DLLOCKINIT(3) FreeBSD Library Functions Manual DLLOCKINIT(3)


dllockinitregister thread locking methods with the dynamic linker


Standard C Library (libc, -lc)


#include < dlfcn.h>

dllockinit( void *context, void *(*lock_create)(void *context), void (*rlock_acquire)(void *lock), void (*wlock_acquire)(void *lock), void (*lock_release)(void *lock), void (*lock_destroy)(void *lock), void (*context_destroy)(void *context));


Due to enhancements in the dynamic linker, this interface is no longer needed. It is deprecated and will be removed from future releases. In current releases it still exists, but only as a stub which does nothing.

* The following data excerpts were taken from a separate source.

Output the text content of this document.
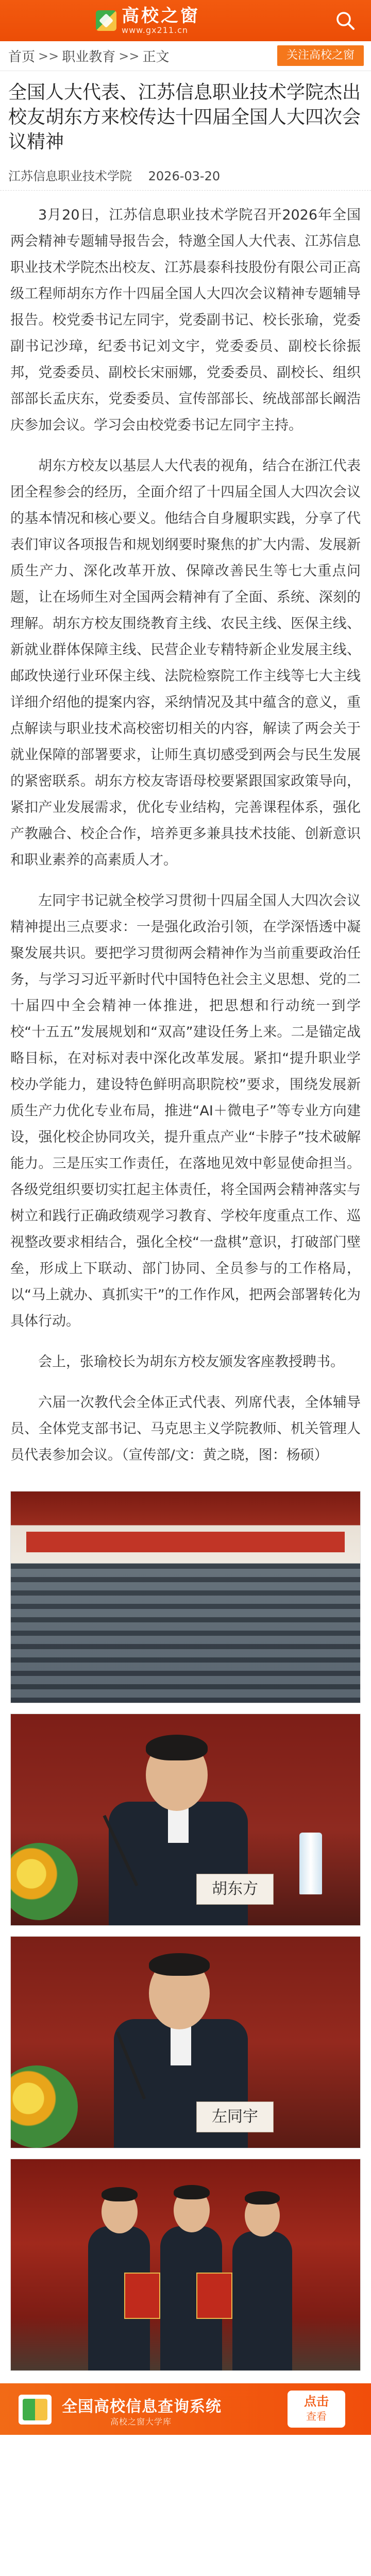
高校之窗
www.gx211.cn
首页 >> 职业教育 >> 正文	关注高校之窗
全国人大代表、江苏信息职业技术学院杰出校友胡东方来校传达十四届全国人大四次会议精神
江苏信息职业技术学院 2026-03-20

3月20日，江苏信息职业技术学院召开2026年全国两会精神专题辅导报告会，特邀全国人大代表、江苏信息职业技术学院杰出校友、江苏晨泰科技股份有限公司正高级工程师胡东方作十四届全国人大四次会议精神专题辅导报告。校党委书记左同宇，党委副书记、校长张瑜，党委副书记沙璋，纪委书记刘文宇，党委委员、副校长徐振邦，党委委员、副校长宋丽娜，党委委员、副校长、组织部部长孟庆东，党委委员、宣传部部长、统战部部长阚浩庆参加会议。学习会由校党委书记左同宇主持。

胡东方校友以基层人大代表的视角，结合在浙江代表团全程参会的经历，全面介绍了十四届全国人大四次会议的基本情况和核心要义。他结合自身履职实践，分享了代表们审议各项报告和规划纲要时聚焦的扩大内需、发展新质生产力、深化改革开放、保障改善民生等七大重点问题，让在场师生对全国两会精神有了全面、系统、深刻的理解。胡东方校友围绕教育主线、农民主线、医保主线、新就业群体保障主线、民营企业专精特新企业发展主线、邮政快递行业环保主线、法院检察院工作主线等七大主线详细介绍他的提案内容，采纳情况及其中蕴含的意义，重点解读与职业技术高校密切相关的内容，解读了两会关于就业保障的部署要求，让师生真切感受到两会与民生发展的紧密联系。胡东方校友寄语母校要紧跟国家政策导向，紧扣产业发展需求，优化专业结构，完善课程体系，强化产教融合、校企合作，培养更多兼具技术技能、创新意识和职业素养的高素质人才。

左同宇书记就全校学习贯彻十四届全国人大四次会议精神提出三点要求：一是强化政治引领，在学深悟透中凝聚发展共识。要把学习贯彻两会精神作为当前重要政治任务，与学习习近平新时代中国特色社会主义思想、党的二十届四中全会精神一体推进，把思想和行动统一到学校“十五五”发展规划和“双高”建设任务上来。二是锚定战略目标，在对标对表中深化改革发展。紧扣“提升职业学校办学能力，建设特色鲜明高职院校”要求，围绕发展新质生产力优化专业布局，推进“AI＋微电子”等专业方向建设，强化校企协同攻关，提升重点产业“卡脖子”技术破解能力。三是压实工作责任，在落地见效中彰显使命担当。各级党组织要切实扛起主体责任，将全国两会精神落实与树立和践行正确政绩观学习教育、学校年度重点工作、巡视整改要求相结合，强化全校“一盘棋”意识，打破部门壁垒，形成上下联动、部门协同、全员参与的工作格局，以“马上就办、真抓实干”的工作作风，把两会部署转化为具体行动。

会上，张瑜校长为胡东方校友颁发客座教授聘书。

六届一次教代会全体正式代表、列席代表，全体辅导员、全体党支部书记、马克思主义学院教师、机关管理人员代表参加会议。（宣传部/文：黄之晓，图：杨硕）

胡东方
左同宇
全国高校信息查询系统
高校之窗大学库
点击
查看
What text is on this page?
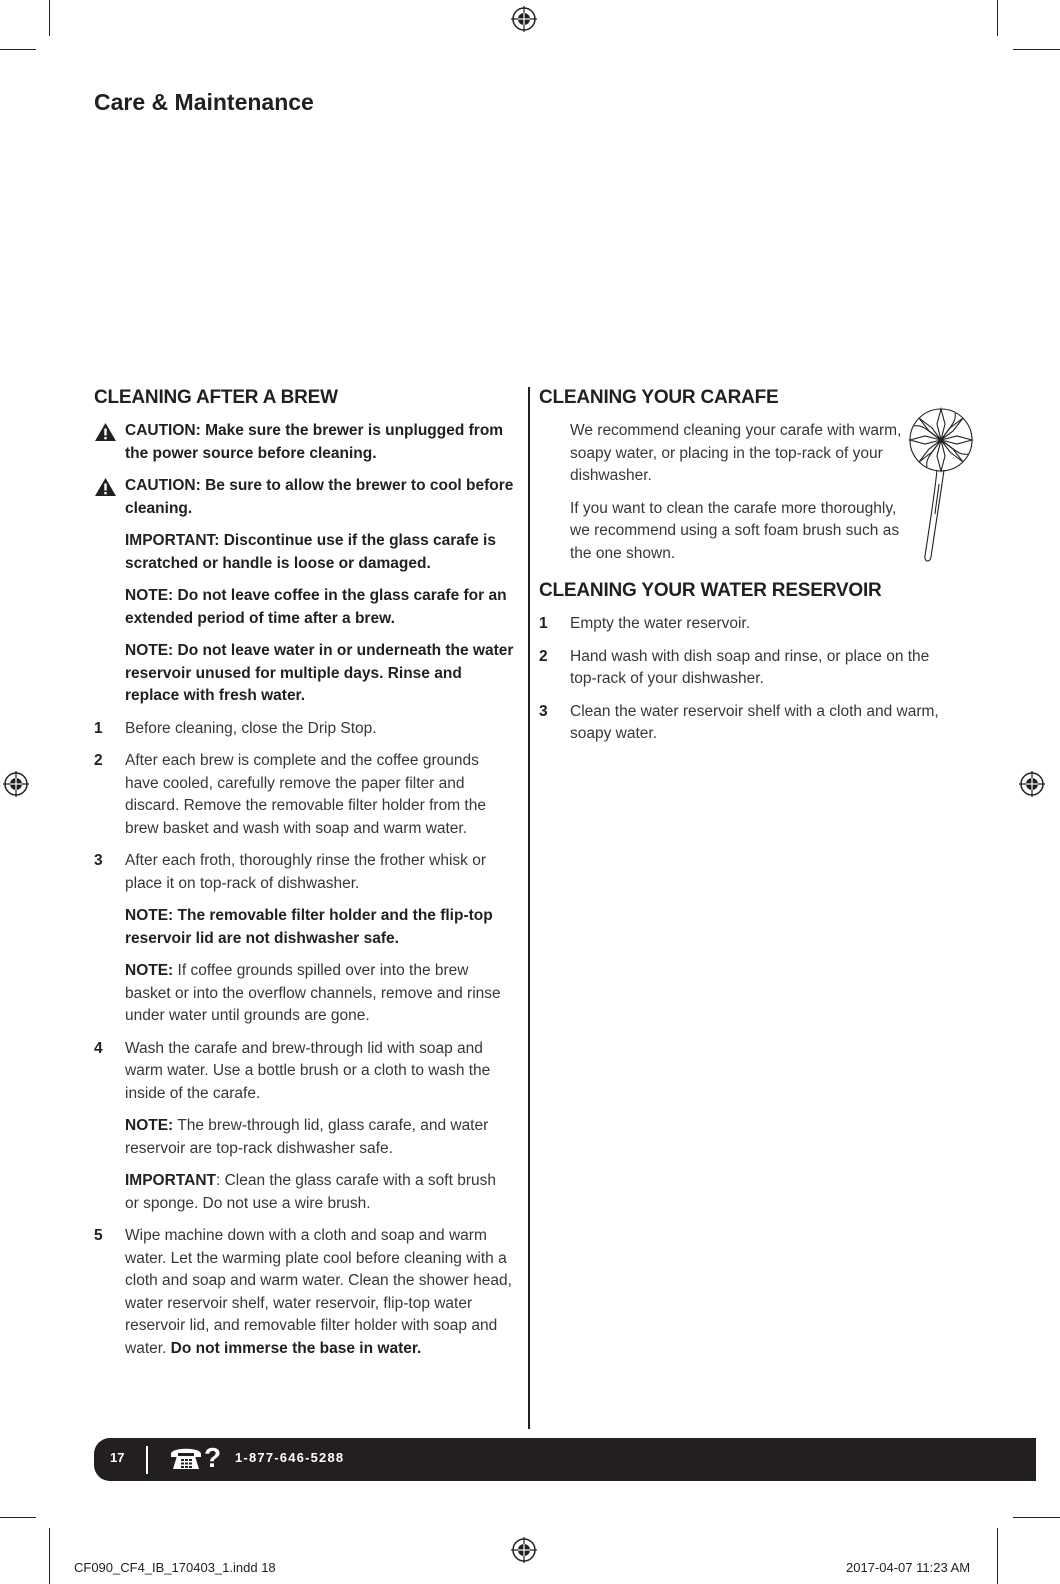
Care & Maintenance
CLEANING AFTER A BREW
CAUTION: Make sure the brewer is unplugged from the power source before cleaning.
CAUTION: Be sure to allow the brewer to cool before cleaning.
IMPORTANT: Discontinue use if the glass carafe is scratched or handle is loose or damaged.
NOTE: Do not leave coffee in the glass carafe for an extended period of time after a brew.
NOTE: Do not leave water in or underneath the water reservoir unused for multiple days. Rinse and replace with fresh water.
1 Before cleaning, close the Drip Stop.
2 After each brew is complete and the coffee grounds have cooled, carefully remove the paper filter and discard. Remove the removable filter holder from the brew basket and wash with soap and warm water.
3 After each froth, thoroughly rinse the frother whisk or place it on top-rack of dishwasher.
NOTE: The removable filter holder and the flip-top reservoir lid are not dishwasher safe.
NOTE: If coffee grounds spilled over into the brew basket or into the overflow channels, remove and rinse under water until grounds are gone.
4 Wash the carafe and brew-through lid with soap and warm water. Use a bottle brush or a cloth to wash the inside of the carafe.
NOTE: The brew-through lid, glass carafe, and water reservoir are top-rack dishwasher safe.
IMPORTANT: Clean the glass carafe with a soft brush or sponge. Do not use a wire brush.
5 Wipe machine down with a cloth and soap and warm water. Let the warming plate cool before cleaning with a cloth and soap and warm water. Clean the shower head, water reservoir shelf, water reservoir, flip-top water reservoir lid, and removable filter holder with soap and water. Do not immerse the base in water.
CLEANING YOUR CARAFE
We recommend cleaning your carafe with warm, soapy water, or placing in the top-rack of your dishwasher.
If you want to clean the carafe more thoroughly, we recommend using a soft foam brush such as the one shown.
CLEANING YOUR WATER RESERVOIR
1 Empty the water reservoir.
2 Hand wash with dish soap and rinse, or place on the top-rack of your dishwasher.
3 Clean the water reservoir shelf with a cloth and warm, soapy water.
17	? 1-877-646-5288
CF090_CF4_IB_170403_1.indd 18	2017-04-07 11:23 AM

Threads packages can call dllockinit() at initialization time to register locking functions for the dynamic linker to use. This enables the dynamic linker to prevent multiple threads from entering its critical sections simultaneously.

The context argument specifies an opaque context for creating locks. The dynamic linker will pass it to the lock_create function when creating the locks it needs. When the dynamic linker is permanently finished using the locking functions (e.g., if the program makes a subsequent call to dllockinit() to register new locking functions) it will call context_destroy to destroy the context.

The lock_create argument specifies a function for creating a read/write lock. It must return a pointer to the new lock.

The rlock_acquire and wlock_acquire arguments specify functions which lock a lock for reading or writing, respectively. The lock_release argument specifies a function which unlocks a lock. Each of these functions is passed a pointer to the lock.

The lock_destroy argument specifies a function to destroy a lock. It may be NULL if locks do not need to be destroyed. The context_destroy argument specifies a function to destroy the context. It may be NULL if the context does not need to be destroyed.

Until dllockinit() is called, the dynamic linker protects its critical sections using a default locking mechanism which works by blocking the SIGVTALRM, SIGPROF, and SIGALRM signals. This is sufficient for many application level threads packages, which typically use one of these signals to implement preemption. An application which has registered its own locking methods with dllockinit() can restore the default locking by calling dllockinit() with all arguments NULL.


rtld(1), signal(3)


The dllockinit() function first appeared in FreeBSD 4.0.